Choose $\Delta=\frac{1}{2}$ (I believe this value should work). let $\delta > 0$ and let $\textbf{x}_1=(x_1,y_1) \in X$. I assuming that $d$ is the Euclidean distance.
Somehow I think we need to pick two points with the same $x$ value$(=x_1)$ that are somewhat close enough in the vertical direction. Having problems writing this formally.
I start by writing $T^n(x_1,y_1)=(x_1+ny_1 \mod 1, ny_1 \mod 1)$ and $T^n(x_1,y_2)=(x_1+ny_2 \mod1, ny_2 \mod 1)$. Then I cannot see how to proceed.
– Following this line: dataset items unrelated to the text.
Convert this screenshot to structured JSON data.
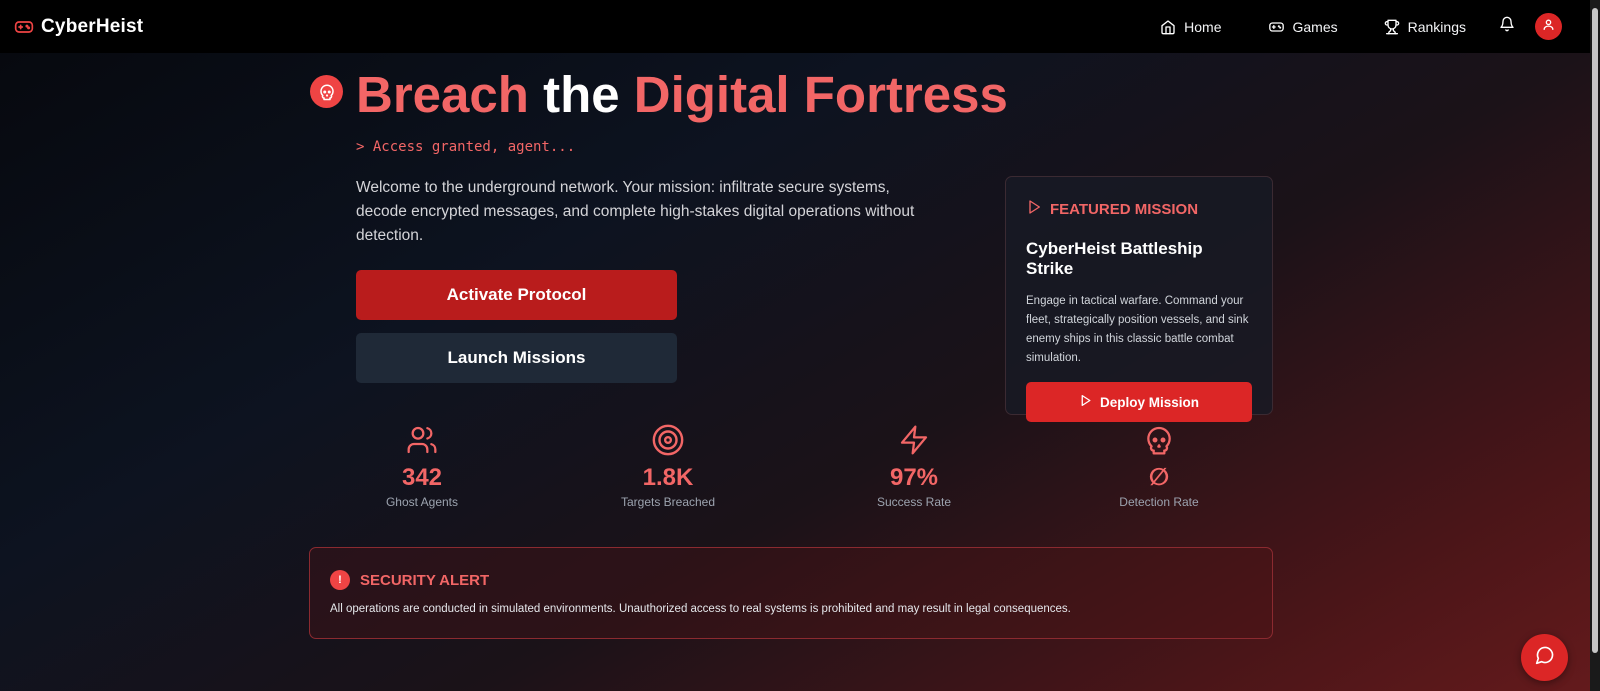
{
  "nav": {
    "brand": "CyberHeist",
    "links": [
      {
        "label": "Home",
        "icon": "home-icon"
      },
      {
        "label": "Games",
        "icon": "gamepad-icon"
      },
      {
        "label": "Rankings",
        "icon": "trophy-icon"
      }
    ]
  },
  "hero": {
    "title_part1": "Breach",
    "title_part2": "the",
    "title_part3": "Digital Fortress",
    "terminal": "> Access granted, agent...",
    "intro": "Welcome to the underground network. Your mission: infiltrate secure systems, decode encrypted messages, and complete high-stakes digital operations without detection.",
    "primary_button": "Activate Protocol",
    "secondary_button": "Launch Missions"
  },
  "featured": {
    "label": "FEATURED MISSION",
    "title": "CyberHeist Battleship Strike",
    "description": "Engage in tactical warfare. Command your fleet, strategically position vessels, and sink enemy ships in this classic battle combat simulation.",
    "button": "Deploy Mission"
  },
  "stats": [
    {
      "value": "342",
      "label": "Ghost Agents",
      "icon": "users-icon"
    },
    {
      "value": "1.8K",
      "label": "Targets Breached",
      "icon": "target-icon"
    },
    {
      "value": "97%",
      "label": "Success Rate",
      "icon": "lightning-icon"
    },
    {
      "value": "∅",
      "label": "Detection Rate",
      "icon": "skull-icon"
    }
  ],
  "alert": {
    "title": "SECURITY ALERT",
    "text": "All operations are conducted in simulated environments. Unauthorized access to real systems is prohibited and may result in legal consequences."
  },
  "colors": {
    "accent": "#f26666",
    "primary_button": "#b91c1c",
    "deploy_button": "#dc2626",
    "secondary_button": "#1f2937"
  }
}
I cannot see how to choose my $n$ or my $\textbf{x}_2=(x_1,y_2) \in X$ such that the $y$'s are right distance away.
Apparently a hint is that somehow $x_1+ny_1=x_1+ny_2 +n(y_2-y_1)$.
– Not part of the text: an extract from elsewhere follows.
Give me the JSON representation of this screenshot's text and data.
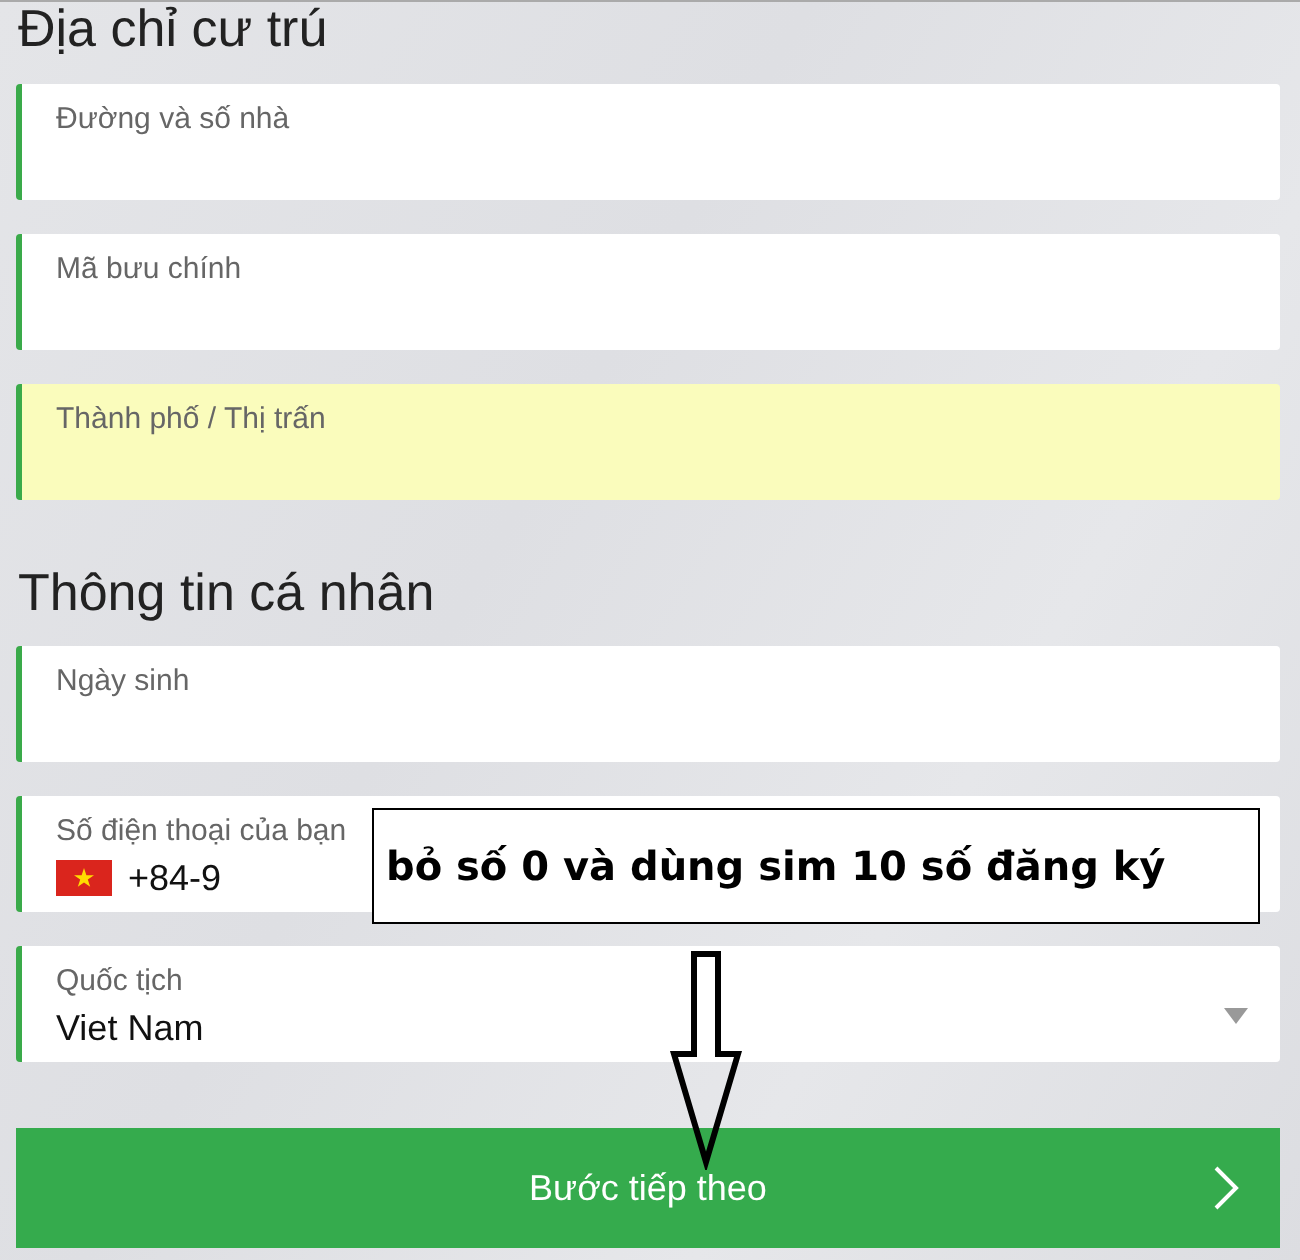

Choose $\Delta\leq1/2$, for a point $(x_1,y_1)$ and $\delta>0$ we choose $m$ such that $1/2^{m+1}<\delta$ and let $x_2=x_1$ and $y_2=y_1+1/2^{m+1}$. Let $n=2^m$ then we have that $n(y_2-y_1)=1/2$ and so $T^n(x_1,y_1)=T^n(x_2,y_2)+(1/2,0)$ and we see the two points have distance 1/2 greater than or equal to $\Delta$.